Of course, it will take significant analysis to determine how any of the methods that have been mentioned thus far affects MTBF. The complexity of this analysis will depend on the environment in which the system is intended to operate.

Working at the module level, we as engineers can take a number of steps to increase reliability. The first is to introduce redundancy, either within the module itself (e.g., extra processing chains) or by duplicating the module in its entirity.

If you are implementing redundancy, you have two options: hot and cold. Each has advantages and disadvantages, and implementing either option will be a system-level decision.

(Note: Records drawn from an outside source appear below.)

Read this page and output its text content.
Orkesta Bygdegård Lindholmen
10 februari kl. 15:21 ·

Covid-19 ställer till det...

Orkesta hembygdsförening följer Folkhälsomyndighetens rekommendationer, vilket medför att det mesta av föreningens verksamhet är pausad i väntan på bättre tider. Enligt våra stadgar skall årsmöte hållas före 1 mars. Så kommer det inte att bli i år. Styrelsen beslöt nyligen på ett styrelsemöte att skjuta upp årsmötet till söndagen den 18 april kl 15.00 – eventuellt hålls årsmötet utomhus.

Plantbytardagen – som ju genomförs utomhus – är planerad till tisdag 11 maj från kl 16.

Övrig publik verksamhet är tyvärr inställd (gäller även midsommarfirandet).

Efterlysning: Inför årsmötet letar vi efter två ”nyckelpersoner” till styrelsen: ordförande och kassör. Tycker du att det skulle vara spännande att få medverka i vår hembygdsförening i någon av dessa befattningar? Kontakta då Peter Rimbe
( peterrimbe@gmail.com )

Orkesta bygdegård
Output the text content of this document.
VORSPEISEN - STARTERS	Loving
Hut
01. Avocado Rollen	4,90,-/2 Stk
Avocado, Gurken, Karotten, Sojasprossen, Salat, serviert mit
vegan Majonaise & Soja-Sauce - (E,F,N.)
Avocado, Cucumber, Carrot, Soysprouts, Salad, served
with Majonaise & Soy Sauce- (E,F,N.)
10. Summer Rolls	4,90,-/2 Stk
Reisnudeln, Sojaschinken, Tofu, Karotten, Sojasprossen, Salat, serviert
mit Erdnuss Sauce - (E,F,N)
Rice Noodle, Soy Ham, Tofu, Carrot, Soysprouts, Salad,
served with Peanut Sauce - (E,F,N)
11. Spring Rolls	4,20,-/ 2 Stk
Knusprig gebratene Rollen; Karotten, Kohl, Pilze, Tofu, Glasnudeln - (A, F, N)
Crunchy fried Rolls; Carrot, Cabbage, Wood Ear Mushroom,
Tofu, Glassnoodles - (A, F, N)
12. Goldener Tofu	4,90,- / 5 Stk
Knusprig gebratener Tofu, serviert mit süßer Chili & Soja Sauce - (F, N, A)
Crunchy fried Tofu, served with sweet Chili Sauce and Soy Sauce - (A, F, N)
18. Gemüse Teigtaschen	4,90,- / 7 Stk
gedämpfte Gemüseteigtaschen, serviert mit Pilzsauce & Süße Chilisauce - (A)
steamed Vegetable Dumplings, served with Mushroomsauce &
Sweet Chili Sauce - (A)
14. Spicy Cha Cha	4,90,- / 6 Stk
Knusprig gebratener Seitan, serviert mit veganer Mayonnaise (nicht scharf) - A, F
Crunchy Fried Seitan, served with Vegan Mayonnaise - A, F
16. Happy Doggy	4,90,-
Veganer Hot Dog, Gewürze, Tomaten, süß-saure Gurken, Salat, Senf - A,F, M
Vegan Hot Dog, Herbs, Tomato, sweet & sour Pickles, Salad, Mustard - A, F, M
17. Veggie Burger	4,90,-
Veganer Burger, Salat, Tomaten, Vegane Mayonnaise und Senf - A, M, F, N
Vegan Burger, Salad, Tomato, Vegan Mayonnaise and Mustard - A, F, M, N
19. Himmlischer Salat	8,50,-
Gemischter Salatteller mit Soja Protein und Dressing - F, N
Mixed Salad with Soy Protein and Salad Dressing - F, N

In the case of hot redundancy, both the prime and redundant devices (to keep things simple, I am assuming one-for-two redundancy) are powered up, with the redundant module configured ready to replace the prime should it fail. This has the advantage of a more or less seamless transition. However, since the redundant unit is operating alongside the prime, it is also aging and might fail.

In the case of cold redundancy, the prime unit is powered and operating while the redundant unit is powered down. This means the redundant module is not subject to as many aging stresses and, to a large extent, is essentially new when it is turned on. However, this comes at the expense of having some amount of down time if the prime module fails and the redundant module must be switched in.

With careful analysis of your system, you can identify the key drivers; i.e., which components have a high failure rate and are hurting system reliability. Power supply is often a key driver. Therefore, it is often advisable to implement a redundant power supply architecture that can power the same electronics, often in a one-out-of-two setup.

If you are implementing redundancy at the data path, module, or system level, the number of data paths, modules, or systems you employ will impact the new failure rate. For example, 12-for-8 systems will give you a lower failure rate than 10-for-8 systems. Of course, redundancy comes the expense of cost, size, weight, power consumption, and so forth. A very good interactive Website for this analysis can be found by clicking here.

When implementing redundancy at either the system or module level, it is crucial that both prime and redundant modules cannot have faults that can keep each other from working. Fault propagation has to be considered, and prime and redundant modules must be isolated from each other.